Соловей разбойник. Полуэротическое

Владимир Дьяченко
В порядке предисловия.

Нам с детства хорошо знакома русская народная сказка про Илью Муромца и Соловья Разбойника. Насколько я помню, Соловей Разбойник всё время сидел на дереве и, видать, был недюжинной крепости, что одним только своим свистом поражал противника. Ему не нужно было совершать телодвижения, размахивая тяжеленной булавой, как это делал Илья Муромец.

Отрывок, с которым я хочу познакомить читателя, взят из военных воспоминаний в духе жестокой окопной правды, человека, попавшего на фронт со школьной скамьи и принимавшего участие на передовой с самого первого дня войны, побывавшего на многих участках фронта. Прошедшего войну от А до Я.

Автор книги воспоминаний писал на протяжении многих лет, писал в стол, зная, что книгу не напечатают. И всё-таки писал, пытаясь «освободиться от гнетущих чувств, которые его не покидали на протяжении всей жизни.

Здесь вы не найдёте ни «ура-патриотических описаний боев, ни лёгкого чтива», не встретите стереотипное «За родину, за Сталина». Это бытовуха во всех подробностях, с описанием сцен, никоем образом не способствующем воспитанию духа патриотизма. Но написана живым, образным языком, резко отличающимся от официозного.
Он написал  книгу о Войне. Книгу
суровую  и  страшную. Читать  ее  больно.  Больно потому,  что  в ней  очень неприятная правда.

Сцена взята из отрывка, где автор описывает своё пребывание в сооружённом из нескольких палаток госпитале на опушке леса.
Солдаты, получившие лёгкое ранение, делятся своими впечатлениями.

Говорили каждый о своем, но постепенно я уловил три лейтмотива нашей беседы,
заключавшие в себе основные проблемы военной жизни: смерть, жратву и секс.

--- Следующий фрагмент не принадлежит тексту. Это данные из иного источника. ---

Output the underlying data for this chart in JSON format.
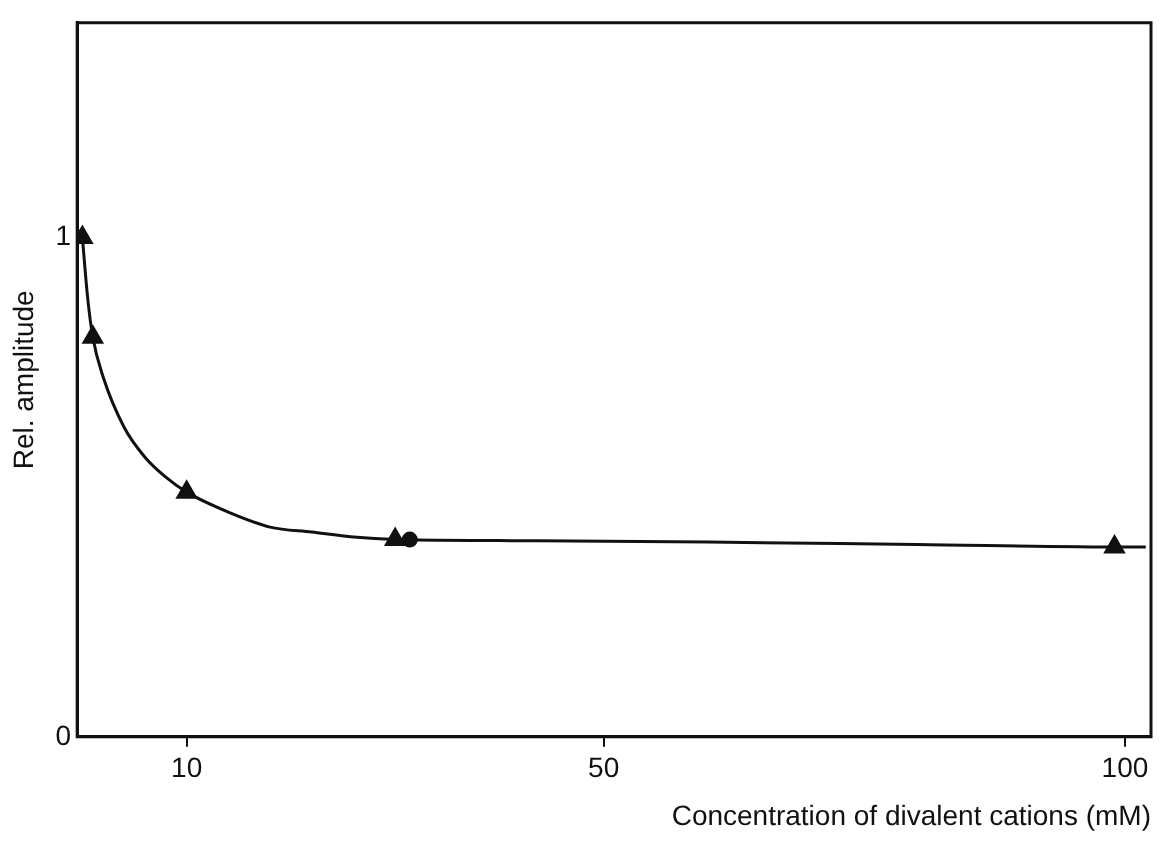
{
  "chart_data": {
    "type": "scatter",
    "xlabel": "Concentration of divalent cations (mM)",
    "ylabel": "Rel. amplitude",
    "xlim": [
      -0.5,
      102.5
    ],
    "xticks": [
      10,
      50,
      100
    ],
    "ylim": [
      0,
      1.43
    ],
    "yticks": [
      0,
      1
    ],
    "grid": false,
    "legend": false,
    "series": [
      {
        "type": "line",
        "marker": "none",
        "line_style": "solid",
        "color": "#111111",
        "x": [
          0,
          0.5,
          1,
          2,
          4,
          6,
          8,
          10,
          14,
          18,
          22,
          26,
          30,
          40,
          60,
          80,
          100,
          102
        ],
        "values": [
          1.0,
          0.88,
          0.8,
          0.72,
          0.62,
          0.56,
          0.52,
          0.49,
          0.45,
          0.42,
          0.41,
          0.4,
          0.395,
          0.393,
          0.39,
          0.385,
          0.38,
          0.38
        ]
      },
      {
        "marker": "triangle",
        "color": "#111111",
        "x": [
          0,
          1,
          10,
          30,
          99
        ],
        "values": [
          1.0,
          0.8,
          0.49,
          0.395,
          0.38
        ]
      },
      {
        "marker": "circle",
        "color": "#111111",
        "x": [
          31.4
        ],
        "values": [
          0.395
        ]
      }
    ]
  }
}
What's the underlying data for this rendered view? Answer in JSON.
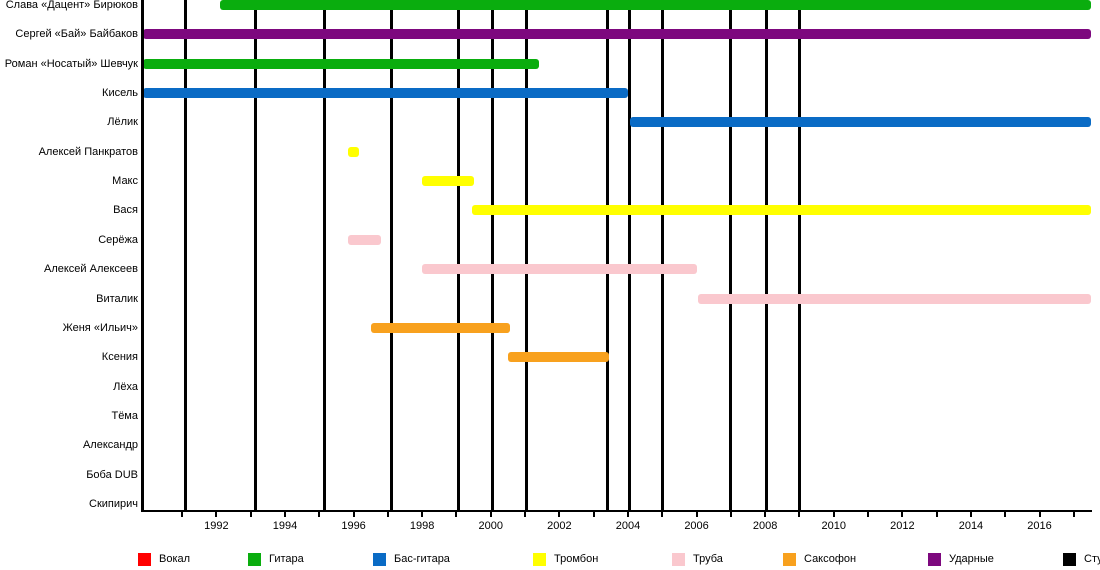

«Хромой. А вот послушайте, что мне из  дому пишут. Соседа моего, Прошку,
красавца парня, косая сажень в плечах, погнали на войну в самом начале. И  в
первом же бою его ранило,  да так, что в  госпитале ампутировали обе руки до
плеч и ноги до основания. Остался самоварчик. И сгноили бы его  вскорости  в
каком-нибудь доме для инвалидов, как и других  таких же  бедолаг, если бы не
Марья  --  молодая вдова из нашей деревни. Бабьим умом она поняла, что  быть
войне долгой, мужиков не останется  и куковать ей одной до конца дней своих.
Поняла и взяла Прошку из  госпиталя. Привезла домой, вбила костыль в стену и
повесила туда мешок с Прошкой. Висит он там сытый, умытый, причесанный, даже
побритый.  А Марья его погулять выносит, а  как  вечер, вынимает из мешка  и
кладет  себе в  постель.  И все  у них на лад. Уже  один  пострел булькает в
колыбели,  а второй -- в проекте.  И колхоз Машке  помогает, дает ей  всякие
послабления:  шутка ли, такой  инвалид в доме, с орденом  на мешке...  Марья
сияет, довольна. Мужик-то всегда при ней -- к другой не уйдет,  не запьет. А
по праздникам она ему сама бутылку  для поднятия  настроения ставит. И ожил,
говорят,  Прошка-то, висит  на своем  крюке,  песни поет  да посвистывает...
Так-то, братцы.»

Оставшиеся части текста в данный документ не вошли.